【已解决】antlr v3的lexer的条件性匹配

【背景】

折腾:

【记录】将antlr v2的C/C++的preprocess,即cpp.g,转换为antlr v3

期间,参考之前antlr v2的代码:

IDENTIFIER @init{
	List define = new ArrayList();
	List foundArgs = new ArrayList();
    
    String callArg0Text = "";
    String callArg1Text = "";
} :
    identifier=RAW_IDENTIFIER
    {
        // see if this is a macro argument
        define = (List)defineArgs.get(identifier.getText());
        if (define==null) {
            // see if this is a macro call
            define = (List)defines.get(identifier.getText());
        }
    }
    ( { (define!=null) && (define.size()>1) }? (WS|COMMENT)?
        // take in arguments if macro call requires them
        '('
        callArg0=EXPR
        {
            callArg0Text = callArg0.getText(); 
            foundArgs.add(callArg0Text);
        }
        ( COMMA callArg1=EXPR 
        {
            callArg1Text = callArg1.getText();
            foundArgs.add(callArg1Text);
        }
        )*
        { foundArgs.size()==define.size()-1 }? // better have right amount
        ')'
    | { !((define!=null) && (define.size()>1)) }?
    )

去实现匹配define被调用的时候或者是普通的ID。

其中,后来看懂了,是通过:

{ (define!=null) && (define.size()>1) }?

去实现,条件性的匹配的,即当define不为空,且size大于1,然后才继续后面的匹配:

 (WS|COMMENT)?
        // take in arguments if macro call requires them
        '('
        callArg0=EXPR
        {
            callArg0Text = callArg0.getText(); 
            foundArgs.add(callArg0Text);
        }
        ( COMMA callArg1=EXPR 
        {
            callArg1Text = callArg1.getText();
            foundArgs.add(callArg1Text);
        }
        )*
        { foundArgs.size()==define.size()-1 }? // better have right amount
        ')'

而如果不满足该条件,则才匹配或运算符’|’后面的:

{ !((define!=null) && (define.size()>1)) }?

【解决过程】

1.所以,问题转化为,在antlr v3中,如何实现lexer中的条件性匹配。

2.这人:

Conditional lexing

遇到的问题,和我这里类似。

虽然没有直接的参考答案,但是其中提到了:

  • ({boolExpr}?):叫做消除二义性/验证性的语法预测disambiguating/validating semantic predicate
  • ({boolExpr}?=>):才是所需要的gated semantic predicate

其中的代码:

fragment VERSION_COMMENT_TAIL[bool matches_version]:
        {!matches_version}? => ( options { greedy = false; }: . )* '*' '/' { $type = MULTILINE_COMMENT; $channel = 98; }
        | { $type = VERSION_COMMENT; $channel = 98; }
; 

给了提示,说明是

{xxx}? => yyy{do_A} | {do_B}

的形式。

和此处很类似。

3.对于此,官网:

http://www.antlr2.org/doc/lexer.html

即antlr v2中的相关解释是:

DEFINE
    :   {getColumn()==1}? "#define" ID
    ;

Semantic predicates on the left-edge of single-alternative lexical rules get hoisted into the nextToken prediction mechanism.
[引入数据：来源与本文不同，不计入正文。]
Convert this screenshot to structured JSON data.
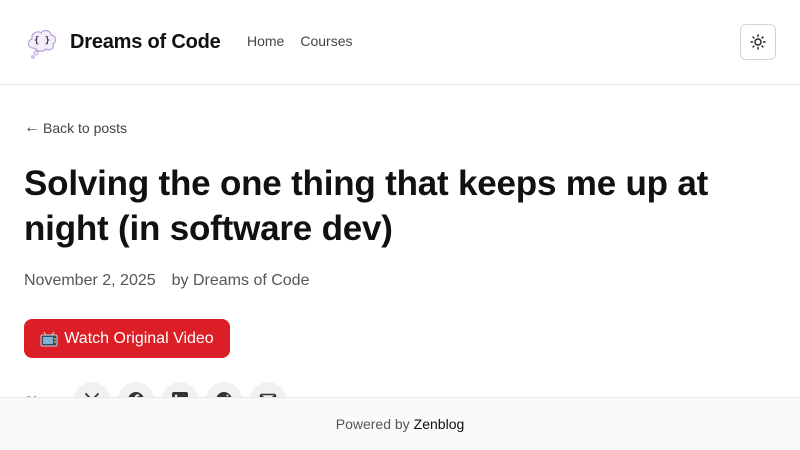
{
  "site": {
    "name": "Dreams of Code",
    "logo_icon": "brain-cloud-logo-icon"
  },
  "nav": {
    "items": [
      {
        "label": "Home"
      },
      {
        "label": "Courses"
      }
    ],
    "theme_toggle_icon": "sun-icon"
  },
  "post": {
    "back_label": "Back to posts",
    "back_icon": "arrow-left-icon",
    "title": "Solving the one thing that keeps me up at night (in software dev)",
    "date": "November 2, 2025",
    "author": "by Dreams of Code",
    "watch_button": {
      "icon": "tv-icon",
      "label": "Watch Original Video",
      "color": "#dc1f26"
    },
    "share": {
      "label": "Share:",
      "icons": [
        "x-icon",
        "facebook-icon",
        "linkedin-icon",
        "reddit-icon",
        "email-icon"
      ]
    }
  },
  "footer": {
    "prefix": "Powered by",
    "link": "Zenblog"
  }
}
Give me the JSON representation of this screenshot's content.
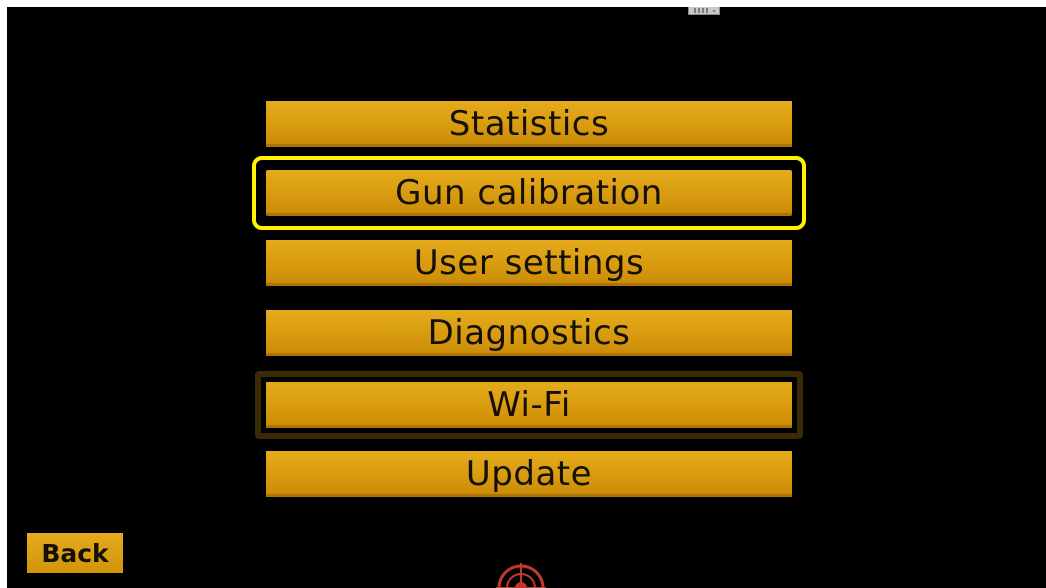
{
  "menu": {
    "items": [
      {
        "label": "Statistics"
      },
      {
        "label": "Gun calibration"
      },
      {
        "label": "User settings"
      },
      {
        "label": "Diagnostics"
      },
      {
        "label": "Wi-Fi"
      },
      {
        "label": "Update"
      }
    ],
    "highlighted_item": "Gun calibration",
    "focused_item": "Wi-Fi"
  },
  "footer": {
    "back_label": "Back",
    "center_icon": "crosshair-target-icon"
  },
  "colors": {
    "background": "#000000",
    "button": "#d89b0f",
    "button_text": "#151005",
    "highlight": "#fff200",
    "focus_border": "#3a2a06",
    "icon": "#c0392b"
  }
}
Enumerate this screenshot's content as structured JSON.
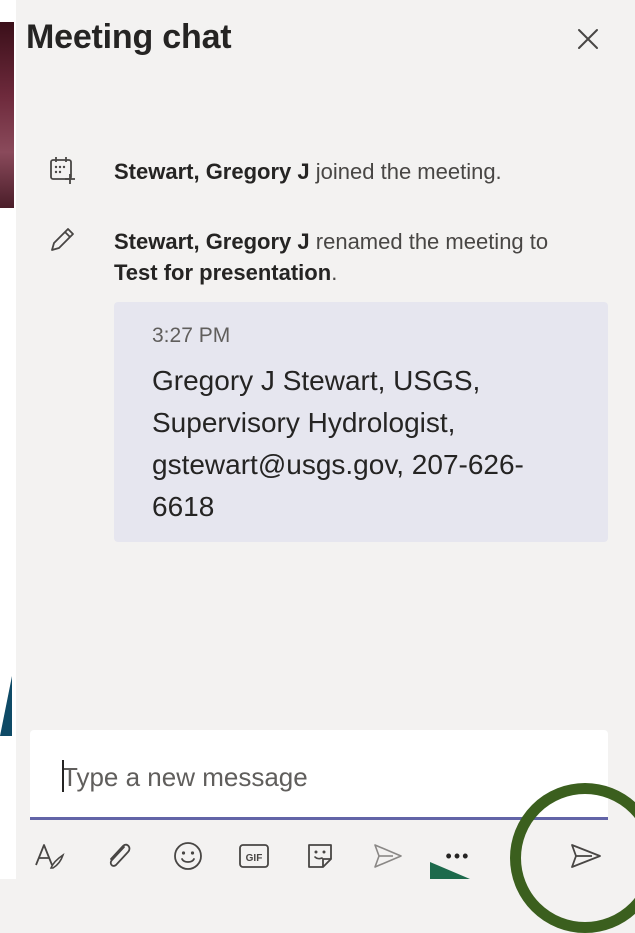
{
  "header": {
    "title": "Meeting chat",
    "close_icon": "close-icon"
  },
  "events": [
    {
      "icon": "calendar-add-icon",
      "actor": "Stewart, Gregory J",
      "text": "joined the meeting."
    },
    {
      "icon": "pencil-icon",
      "actor": "Stewart, Gregory J",
      "text": "renamed the meeting to",
      "target": "Test for presentation",
      "end": "."
    }
  ],
  "message": {
    "time": "3:27 PM",
    "lines": [
      "Gregory J Stewart, USGS,",
      "Supervisory Hydrologist,",
      "gstewart@usgs.gov, 207-626-",
      "6618"
    ]
  },
  "compose": {
    "placeholder": "Type a new message",
    "value": ""
  },
  "toolbar": {
    "items": [
      "format-icon",
      "attach-icon",
      "emoji-icon",
      "gif-icon",
      "sticker-icon",
      "praise-icon",
      "more-options-icon",
      "send-icon"
    ],
    "gif_label": "GIF",
    "more_label": "•••"
  },
  "colors": {
    "accent": "#6264a7",
    "card_bg": "#e6e6ef",
    "panel_bg": "#f3f2f1",
    "ring": "#3b5f1e",
    "slide_shape": "#0e4a66"
  }
}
Adding the predicate to a rule makes it so that it is not a candidate for recognition until the predicate evaluates to true. In this case, the method for DEFINE would never be entered, even if the lookahead predicted #define, if the column > 1.

也是符合预期的,即:

对于

{xxx}? => yyy{do_A}

中的表达式xxx,如果xxx不满足的话,则是不会去匹配对应的内容的。且一直不会去匹配的,直到找到匹配的。

而不是原先所要的效果:

希望当xxx不满足,则就不去匹配 -> 而去匹配或者关系后面的内容。

 

4.也参考了antlr v4的官网:

Semantic Predicates

expr: ID '(' expr ')' // array reference (ANTLR picks this one)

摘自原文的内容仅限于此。